Balaclava - Crimes Of Faith - CD (2011)

Labels: Southern Lord
Review by: Alex Deller

A new low in the band name stakes. I mean, c’mon, ‘Balaclava’ might have some scary terrorism connotations, but in the winterwear stakes it’s only marginally cooler than calling your band ‘bobble hat’.



Digressions, aside Balaclava play, like many other bands Southern Lord has bestowed patronage upon of late, gnarled, vaguely melodic, crusty hardcore that basically cobbles lumps of Trap Them, Cursed and His Hero Is Gone together Herbert West-style and holds the tattered results – usually smelly, monochromatic and crow-emblazoned – up to the world like it’s a discovery on par with the Dead Sea Scrolls.

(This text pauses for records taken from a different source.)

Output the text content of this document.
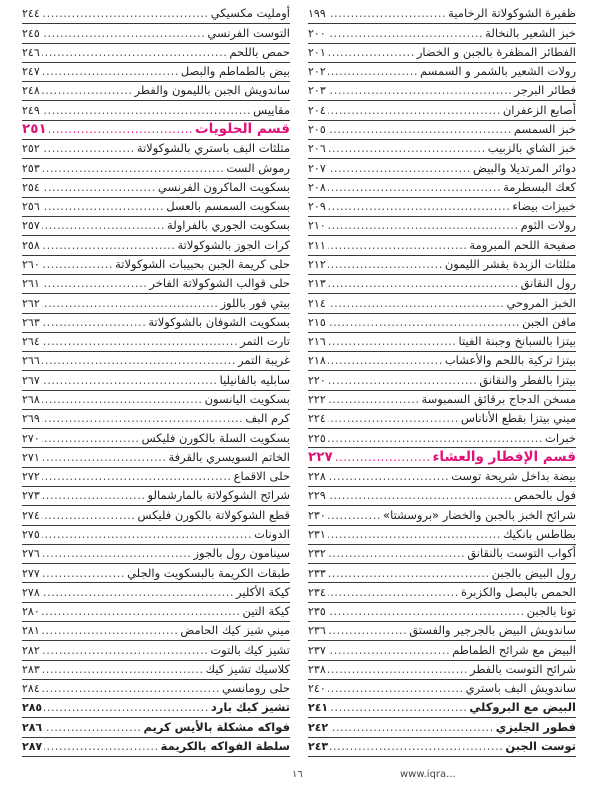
ظفيرة الشوكولاتة الرخامية
.....
١٩٩
خبز الشعير بالنخالة
.....
٢٠٠
الفطائر المظفرة بالجبن و الخضار
.....
٢٠١
رولات الشعير بالشمر و السمسم
.....
٢٠٢
فطائر البرجر
.....
٢٠٣
أصابع الزعفران
.....
٢٠٤
خبز السمسم
.....
٢٠٥
خبز الشاي بالزبيب
.....
٢٠٦
دوائر المرتديلا والبيض
.....
٢٠٧
كعك البسطرمة
.....
٢٠٨
خبيزات بيضاء
.....
٢٠٩
رولات الثوم
.....
٢١٠
صفيحة اللحم المبرومة
.....
٢١١
مثلثات الزبدة بقشر الليمون
.....
٢١٢
رول النقانق
.....
٢١٣
الخبز المروحي
.....
٢١٤
مافن الجبن
.....
٢١٥
بيتزا بالسبانخ وجبنة الفيتا
.....
٢١٦
بيتزا تركية باللحم والأعشاب
.....
٢١٨
بيتزا بالفطر والنقانق
.....
٢٢٠
مسخن الدجاج برقائق السمبوسة
.....
٢٢٢
ميني بيتزا بقطع الأناناس
.....
٢٢٤
خبرات
.....
٢٢٥
قسم الإفطار والعشاء
.....
٢٢٧
بيضة بداخل شريحة توست
.....
٢٢٨
فول بالحمص
.....
٢٢٩
شرائح الخبز بالجبن والخضار «بروسشتا»
.....
٢٣٠
بطاطس بانكيك
.....
٢٣١
أكواب التوست بالنقانق
.....
٢٣٢
رول البيض بالجبن
.....
٢٣٣
الحمص بالبصل والكزبرة
.....
٢٣٤
تونا بالجبن
.....
٢٣٥
ساندويش البيض بالجرجير والفستق
.....
٢٣٦
البيض مع شرائح الطماطم
.....
٢٣٧
شرائح التوست بالفطر
.....
٢٣٨
ساندويش البف باستري
.....
٢٤٠
البيض مع البروكلي
.....
٢٤١
فطور الجليزي
.....
٢٤٢
توست الجبن
.....
٢٤٣
أومليت مكسيكي
.....
٢٤٤
التوست الفرنسي
.....
٢٤٥
حمص باللحم
.....
٢٤٦
بيض بالطماطم والبصل
.....
٢٤٧
ساندويش الجبن بالليمون والفطر
.....
٢٤٨
مقاييس
.....
٢٤٩
قسم الحلويات
.....
٢٥١
مثلثات البف باستري بالشوكولاتة
.....
٢٥٢
رموش الست
.....
٢٥٣
بسكويت الماكرون الفرنسي
.....
٢٥٤
بسكويت السمسم بالعسل
.....
٢٥٦
بسكويت الجوري بالفراولة
.....
٢٥٧
كرات الجوز بالشوكولاتة
.....
٢٥٨
حلى كريمة الجبن بحبيبات الشوكولاتة
.....
٢٦٠
حلى قوالب الشوكولاتة الفاخر
.....
٢٦١
بيتي فور باللوز
.....
٢٦٢
بسكويت الشوفان بالشوكولاتة
.....
٢٦٣
تارت التمر
.....
٢٦٤
غريبة التمر
.....
٢٦٦
سابليه بالفانيليا
.....
٢٦٧
بسكويت اليانسون
.....
٢٦٨
كرم البف
.....
٢٦٩
بسكويت السلة بالكورن فليكس
.....
٢٧٠
الخاتم السويسري بالقرفة
.....
٢٧١
حلى الاقماع
.....
٢٧٢
شرائح الشوكولاتة بالمارشمالو
.....
٢٧٣
قطع الشوكولاتة بالكورن فليكس
.....
٢٧٤
الدونات
.....
٢٧٥
سينامون رول بالجوز
.....
٢٧٦
طبقات الكريمة بالبسكويت والجلي
.....
٢٧٧
كيكة الأكلير
.....
٢٧٨
كيكة التين
.....
٢٨٠
ميني شيز كيك الحامض
.....
٢٨١
تشيز كيك بالتوت
.....
٢٨٢
كلاسيك تشيز كيك
.....
٢٨٣
حلى رومانسي
.....
٢٨٤
تشيز كيك بارد
.....
٢٨٥
فواكه مشكلة بالأيس كريم
.....
٢٨٦
سلطة الفواكه بالكريمة
.....
٢٨٧
١٦	www.iqra...
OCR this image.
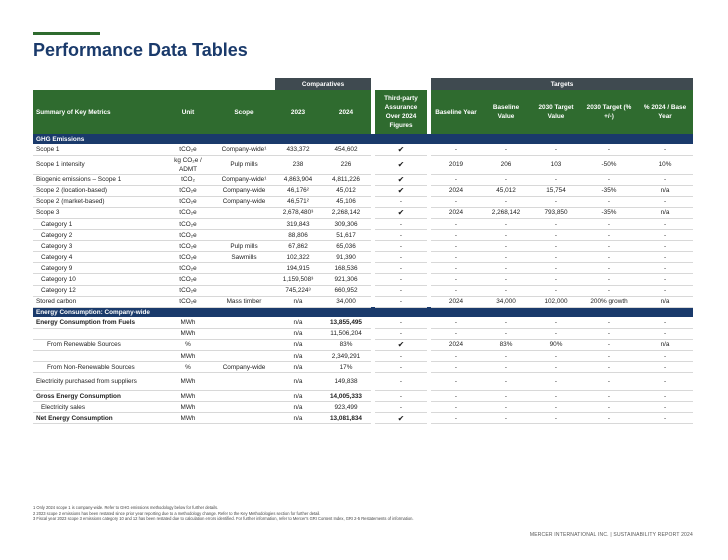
Performance Data Tables
			Comparatives					Targets				
Summary of Key Metrics	Unit	Scope	2023	2024		Third-party Assurance Over 2024 Figures		Baseline Year	Baseline Value	2030 Target Value	2030 Target (% +/-)	% 2024 / Base Year
GHG Emissions												
Scope 1	tCO₂e	Company-wide¹	433,372	454,602		✔		-	-	-	-	-
Scope 1 intensity	kg CO₂e / ADMT	Pulp mills	238	226		✔		2019	206	103	-50%	10%
Biogenic emissions – Scope 1	tCO₂	Company-wide¹	4,863,904	4,811,226		✔		-	-	-	-	-
Scope 2 (location-based)	tCO₂e	Company-wide	46,176²	45,012		✔		2024	45,012	15,754	-35%	n/a
Scope 2 (market-based)	tCO₂e	Company-wide	46,571²	45,106		-		-	-	-	-	-
Scope 3	tCO₂e		2,678,480³	2,268,142		✔		2024	2,268,142	793,850	-35%	n/a
Category 1	tCO₂e		319,843	309,306		-		-	-	-	-	-
Category 2	tCO₂e		88,806	51,617		-		-	-	-	-	-
Category 3	tCO₂e	Pulp mills	67,862	65,036		-		-	-	-	-	-
Category 4	tCO₂e	Sawmills	102,322	91,390		-		-	-	-	-	-
Category 9	tCO₂e		194,915	168,536		-		-	-	-	-	-
Category 10	tCO₂e		1,159,508³	921,306		-		-	-	-	-	-
Category 12	tCO₂e		745,224³	660,952		-		-	-	-	-	-
Stored carbon	tCO₂e	Mass timber	n/a	34,000		-		2024	34,000	102,000	200% growth	n/a
Energy Consumption: Company-wide												
Energy Consumption from Fuels	MWh		n/a	13,855,495		-		-	-	-	-	-
	MWh		n/a	11,506,204		-		-	-	-	-	-
From Renewable Sources	%		n/a	83%		✔		2024	83%	90%	-	n/a
	MWh		n/a	2,349,291		-		-	-	-	-	-
From Non-Renewable Sources	%	Company-wide	n/a	17%		-		-	-	-	-	-
Electricity purchased from suppliers	MWh		n/a	149,838		-		-	-	-	-	-
Gross Energy Consumption	MWh		n/a	14,005,333		-		-	-	-	-	-
Electricity sales	MWh		n/a	923,499		-		-	-	-	-	-
Net Energy Consumption	MWh		n/a	13,081,834		✔		-	-	-	-	-
1 Only 2024 scope 1 is company-wide. Refer to GHG emissions methodology below for further details.
2 2023 scope 2 emissions has been restated since prior year reporting due to a methodology change. Refer to the Key Methodologies section for further detail.
3 Fiscal year 2023 scope 3 emissions category 10 and 12 has been restated due to calculation errors identified. For further information, refer to Mercer's GRI Content Index, GRI 2-5 Restatements of information.
MERCER INTERNATIONAL INC. | SUSTAINABILITY REPORT 2024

Snooty cunt I may be, but, shit, HHIG perfected this sound in 1997 and no-one’s really come close since, and while epic cuts like ‘This City’ or ‘A Prophecy’ offer up some variation that’s only because (a) they’re four minutes longer than everything else and (b) the former jocks Neurosis slightly more than the bands already mentioned and the latter dabbles in some spacier vibes and has a jaunty Kyuss riff bolted onto it.



What this means, in case you hadn’t figured it out already, is that while this is typically loud and typically serviceable, the fact that it’s typically fucking typical just about makes me pop a fuse and doesn’t exactly make me think I’ll need to listen to it ever, ever again.